Dr. Roland on the Rationale for a Neoadjuvant Checkpoint Blockade in Sarcoma | OncLive

Dr. Roland on the Rationale for a Neoadjuvant Checkpoint Blockade in Sarcoma

July 30, 2020

Christina L. Roland, MD, PhD, discusses the rationale for a phase 2 study evaluating neoadjuvant checkpoint blockade study in patients with undifferentiated pleomorphic sarcoma and dedifferentiated liposarcoma.

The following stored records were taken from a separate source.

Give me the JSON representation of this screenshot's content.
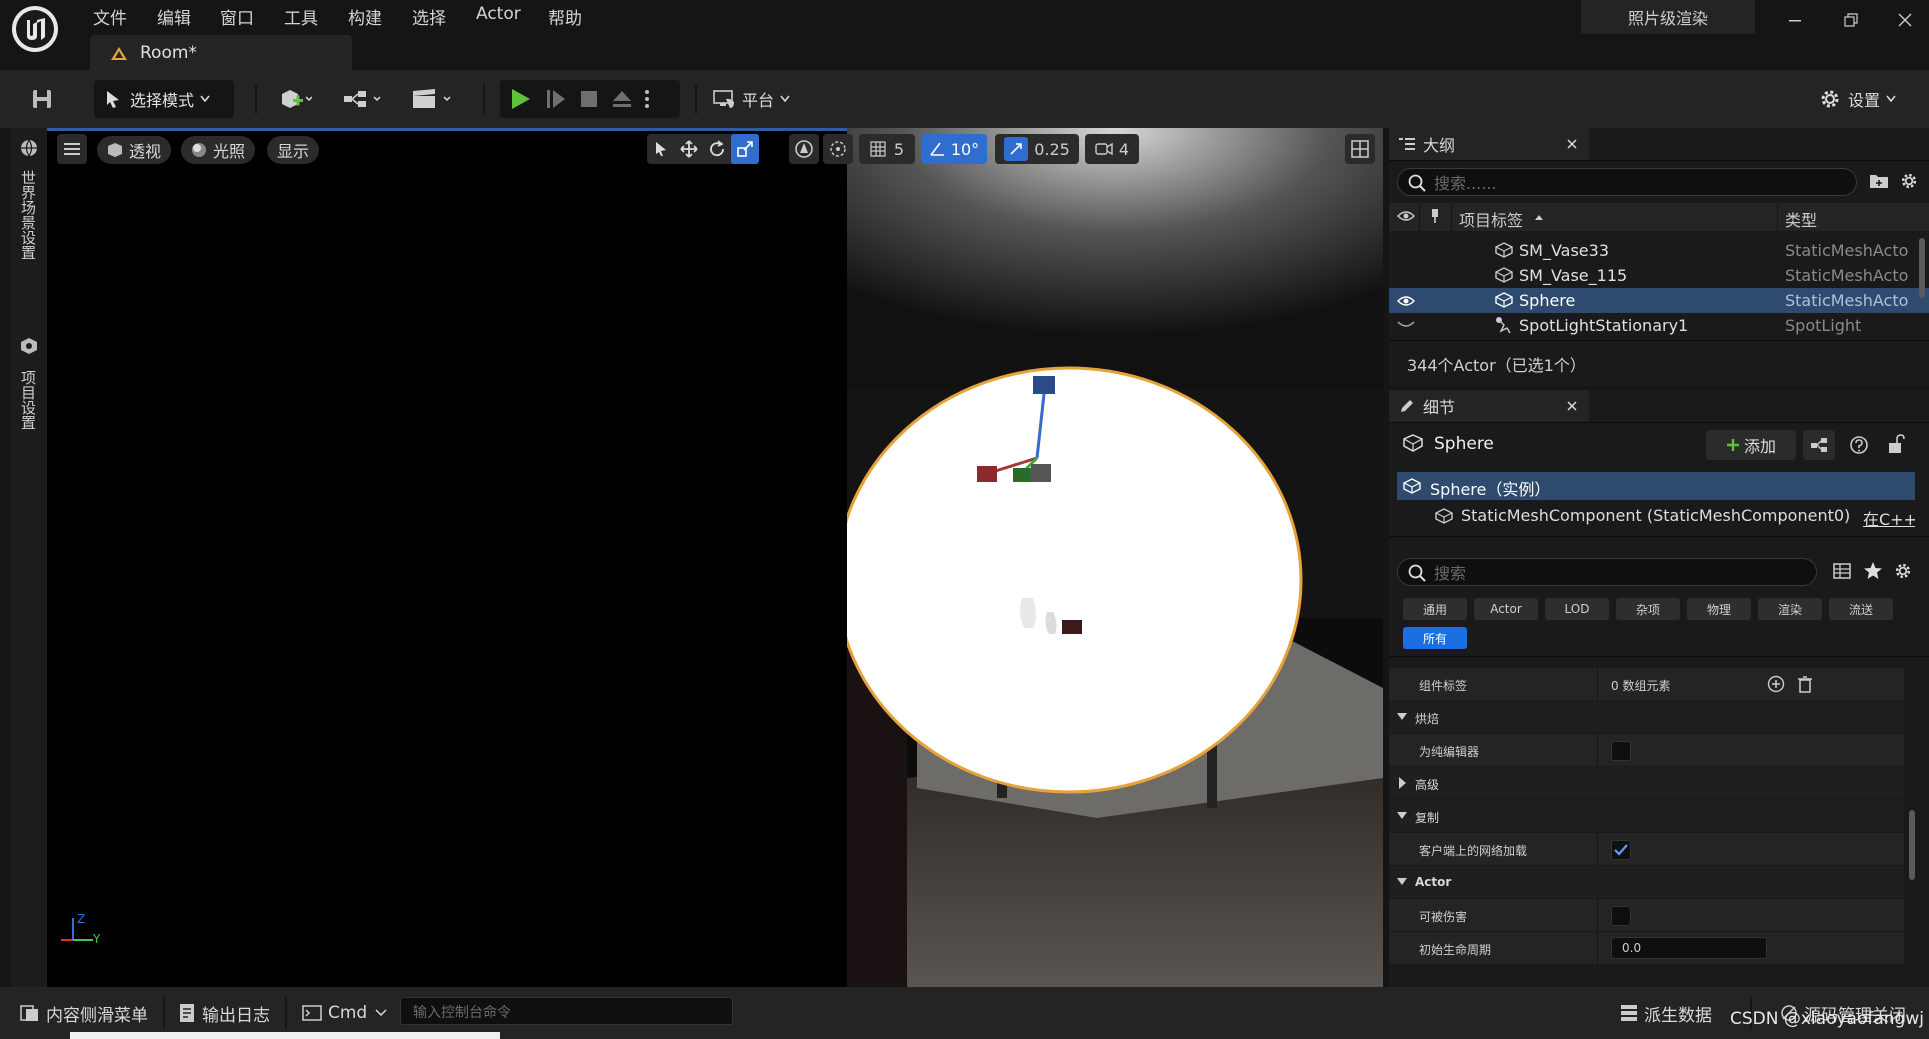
{
  "app": {
    "logo": "unreal-logo"
  },
  "menu": [
    "文件",
    "编辑",
    "窗口",
    "工具",
    "构建",
    "选择",
    "Actor",
    "帮助"
  ],
  "title_right": {
    "render_label": "照片级渲染"
  },
  "tab": {
    "label": "Room*"
  },
  "toolbar": {
    "select_mode": "选择模式",
    "platform": "平台",
    "settings": "设置"
  },
  "left_rail": {
    "world_settings": "世界场景设置",
    "project_settings": "项目设置"
  },
  "viewport": {
    "perspective": "透视",
    "lighting": "光照",
    "show": "显示",
    "grid_value": "5",
    "angle_value": "10°",
    "scale_value": "0.25",
    "camera_speed": "4",
    "axis_z": "Z",
    "axis_y": "Y"
  },
  "outliner": {
    "tab_label": "大纲",
    "search_placeholder": "搜索......",
    "col_label": "项目标签",
    "col_type": "类型",
    "rows": [
      {
        "name": "SM_Vase33",
        "type": "StaticMeshActo"
      },
      {
        "name": "SM_Vase_115",
        "type": "StaticMeshActo"
      },
      {
        "name": "Sphere",
        "type": "StaticMeshActo"
      },
      {
        "name": "SpotLightStationary1",
        "type": "SpotLight"
      }
    ],
    "count": "344个Actor（已选1个）"
  },
  "details": {
    "tab_label": "细节",
    "actor_name": "Sphere",
    "add_label": "添加",
    "instance": "Sphere（实例）",
    "component": "StaticMeshComponent (StaticMeshComponent0)",
    "component_link": "在C++中",
    "search_placeholder": "搜索",
    "categories": [
      "通用",
      "Actor",
      "LOD",
      "杂项",
      "物理",
      "渲染",
      "流送",
      "所有"
    ],
    "props": {
      "component_tags": "组件标签",
      "array_value": "0 数组元素",
      "bake": "烘焙",
      "editor_only": "为纯编辑器",
      "advanced": "高级",
      "replication": "复制",
      "net_load": "客户端上的网络加载",
      "actor": "Actor",
      "can_damage": "可被伤害",
      "lifespan": "初始生命周期",
      "lifespan_value": "0.0"
    }
  },
  "bottombar": {
    "content_drawer": "内容侧滑菜单",
    "output_log": "输出日志",
    "cmd": "Cmd",
    "console_placeholder": "输入控制台命令",
    "derived_data": "派生数据",
    "source_control": "源码管理关闭",
    "watermark": "CSDN @xiaoyaofangwj"
  },
  "colors": {
    "accent_blue": "#2f5e9a",
    "play_green": "#5ec23a",
    "selection_orange": "#e6a33a"
  }
}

Christina L. Roland, MD, PhD, chief of Sarcoma Surgery; an assistant professor in the Department of Surgical Oncology in the Division of Surgery; and associate medical director of the Sarcoma Center at The University of Texas MD Anderson Cancer Center, discusses the rationale for a phase 2 study (NCT03307616) evaluating neoadjuvant checkpoint blockade study in patients with undifferentiated pleomorphic sarcoma (UPS) and dedifferentiated liposarcoma (DDLPS).

In recent years, immunotherapy has started to emerge as a potential treatment modality in sarcoma, says Roland. At the 2019 ASCO Annual Meeting, results of the phase 2 SARC028 trial demonstrated objective responses with pembrolizumab (Keytruda) rates in both UPS and DDLPS.

In another phase 2 trial, nivolumab (Opdivo) was evaluated as a single-agent and in combination with ipilimumab (Yervoy) in the neoadjuvant setting. Notably, in this setting, patients typically have a lower burden of disease and are more likely to be cured.

The randomized phase 2 trial was modeled after a melanoma study, says Roland. The study was designed to assess the pathological response, a surrogate outcome for survival.

The results of the study showed significant clinical activity in patients with UPS who received nivolumab with or without ipilimumab plus concurrent radiation therapy, Roland concludes.